CenturyLink, Ericsson Leverage Legacy for Agile IT

Old OSSs serve their function in catalog-based approach to streamlining service provider IT.

November 1, 2013

4 Min Read
CenturyLink, Ericsson Leverage Legacy for Agile IT

SAN JOSE -- Digital Disruption 2013 -- In the US market for telco back-office systems, Ericsson occupies a unique position. Having absorbed Telcordia, the company once owned by the Bell companies and responsible for their operations and support systems, the Swedish-based telecom giant has strong ties to the legacy systems often derided today, as well as a strong vision of the future.

That was never more obvious than at a Wednesday morning presentation, jointly delivered by Ericsson AB (Nasdaq: ERIC)'s Robert Emery, VP-customer solutions & product management and CenturyLink Inc. (NYSE: CTL)'s James Feger, VP-network strategy and development. They were discussing how to move to a next-generation OSS (NGOSS) that is catalog-driven and enables service providers to deliver services more quickly and efficiently using a layer of middleware to abstract the older systems. Companies such as CenturyLink are looking at ways to eliminate their dependence on the myriad inventory systems, maintenance systems, and billing systems that have built up over the years of mergers and acquisitions, and are currently impeding their ability to launch new services, deliver better quality, and respond to customer needs.

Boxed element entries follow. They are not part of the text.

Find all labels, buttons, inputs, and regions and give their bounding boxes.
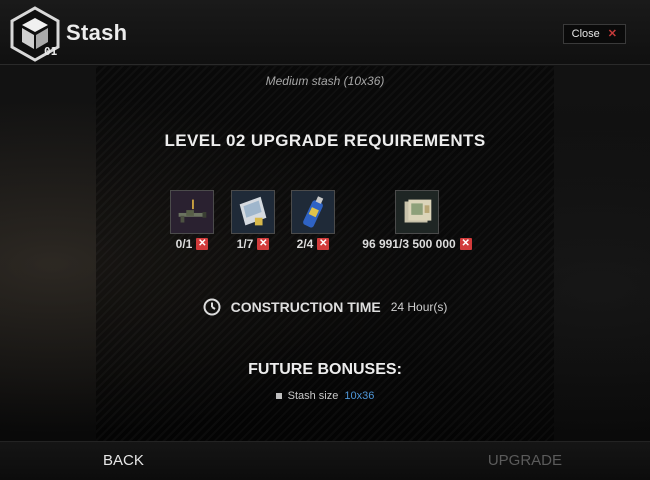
requirement-count: 2/4 xyxy=(296,237,314,251)
requirement-slot[interactable] xyxy=(395,190,439,234)
bonus-value: 10x36 xyxy=(344,390,375,402)
clock-icon xyxy=(203,298,221,316)
missing-icon: ✕ xyxy=(459,238,472,250)
stash-description: Medium stash (10x36) xyxy=(265,74,385,88)
level-badge: 01 xyxy=(44,45,58,58)
construction-time: CONSTRUCTION TIME 24 Hour(s) xyxy=(0,298,650,316)
future-bonuses-heading: FUTURE BONUSES: xyxy=(248,361,402,378)
requirements-list: 0/1 ✕ 1/7 ✕ 2/4 ✕ 96 991/3 500 000 ✕ xyxy=(0,190,650,260)
requirement-slot[interactable] xyxy=(291,190,335,234)
construction-time-label: CONSTRUCTION TIME xyxy=(230,299,381,315)
back-button[interactable]: BACK xyxy=(103,452,144,469)
header-bar: 01 Stash Close ✕ xyxy=(0,0,650,65)
spray-can-icon xyxy=(303,196,324,228)
footer-bar: BACK UPGRADE xyxy=(0,441,650,480)
close-button[interactable]: Close ✕ xyxy=(562,24,626,44)
upgrade-button[interactable]: UPGRADE xyxy=(488,452,562,469)
requirement-count: 1/7 xyxy=(236,237,254,251)
close-icon: ✕ xyxy=(607,28,617,40)
requirement-item: 96 991/3 500 000 ✕ xyxy=(342,190,492,251)
roubles-icon xyxy=(404,199,432,223)
bonus-label: Stash size xyxy=(287,390,339,402)
requirement-count: 0/1 xyxy=(175,237,193,251)
bullet-icon xyxy=(275,393,282,399)
bonus-item: Stash size 10x36 xyxy=(0,390,650,402)
missing-icon: ✕ xyxy=(317,238,330,250)
construction-time-value: 24 Hour(s) xyxy=(390,300,448,314)
page-title: Stash xyxy=(66,20,128,45)
close-label: Close xyxy=(571,28,600,40)
requirement-count: 96 991/3 500 000 xyxy=(362,237,456,251)
requirements-heading: LEVEL 02 UPGRADE REQUIREMENTS xyxy=(164,131,486,150)
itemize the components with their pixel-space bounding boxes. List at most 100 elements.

Even in the process of praising the catalog-driven NGOSS, Feger admitted he hopes to one day be free of the morass of legacy systems he is forced today to administer and maintain -- at which point he wants to sink the old systems in the ocean as the beginnings of a new reef.

The response prompted sympathetic laughter and a quick apology from Feger to his co-presenter, but the sentiment is far from his alone, a reality that Ericsson's Grant Lenahan, executive director-innovation, is quick to acknowledge. Today's legacy OSSs do their jobs well, he says, but are unable to adapt to change.

"There is a purpose to keeping many of today's legacy OSSs," Lenahan says. "They do what they do well and reliably. But they are inflexible -- rearranging things is difficult."

The approach Ericsson is proposing uses the legacy systems as components that contribute specific functions that can become building blocks in a catalog-driven approach to creating new services that it says can speed service activation, reduce complexity, and eliminate touchpoints. Lenahan used TIRKS -- the well-known legacy trunk inventory record-keeping system -- as an example. It is possible to take the function of TIRKS that identifies available fiber routes between two points of the network and make that a building block in a catalog, to be used to create virtual private network services, for example.

CenturyLink is making its decision on whether to retire or build on its inventory management systems on a case-by-case basis, Feger says. When CenturyTel bought Embarq (which ultimately created CenturyLink), for example, it decided to go through the extensive and difficult process of merging the two inventory systems into one. But when it bought Qwest, a much larger company that included local exchanges in 14 states and a national CLEC, CenturyLink decided against merging systems.

Instead the company is studying Ericsson's recommended approach, which creates an abstraction layer that sits between the old inventory systems and the new one it is creating. New services such as IPTV go on the new platform, while the old systems continue to support TDM services.

Maintaining the interface to the legacy systems "implies inherited capability constraints, time-to-market issues, and operational costs," Feger admits. But the cost and complexity of massive integration projects lead to trade-offs. "If we keep it, maybe we don't get to a two-month development cycle, and maybe instead of a five-minute activation process, it's 10 minutes -- as long as you know what you are trading off, you can make those decisions," he says. "I have a lot of TDM left, and there are fewer options for fresh out-of-the-box TDM systems. So our approach is not to carry forward TDM into the new systems."

Massive transformation projects were all the rage about 10 years ago, but most failed to accomplish their goals of wholesale replacement of legacy systems and wound up being expensive boondoggles. That experience is leading telecom network operators today to try to find ways for old and new to more peacefully co-exist, Lenahan says.

On the score, Ericsson may have an advantage with its in-depth knowledge and experience with Telcordia systems coupled with its next-generation efforts. While catalog-driven systems are widely used today, Ericsson hopes its system does a more thorough job of "componentizing" the capabilities of legacy systems do they can be a catalog option and become part of automated service deployments that deliver consistent experience as quickly and with as few touchpoints as possible.

But Feger cautioned the Digital Disruption crowd to remember there are still many personnel-related and process-related issues to solve if telcos are to become as agile in their IT efforts as they would like. That includes finding new skill sets and working out how to shed old processes that may be familiar but don't fit the company's needs going forward.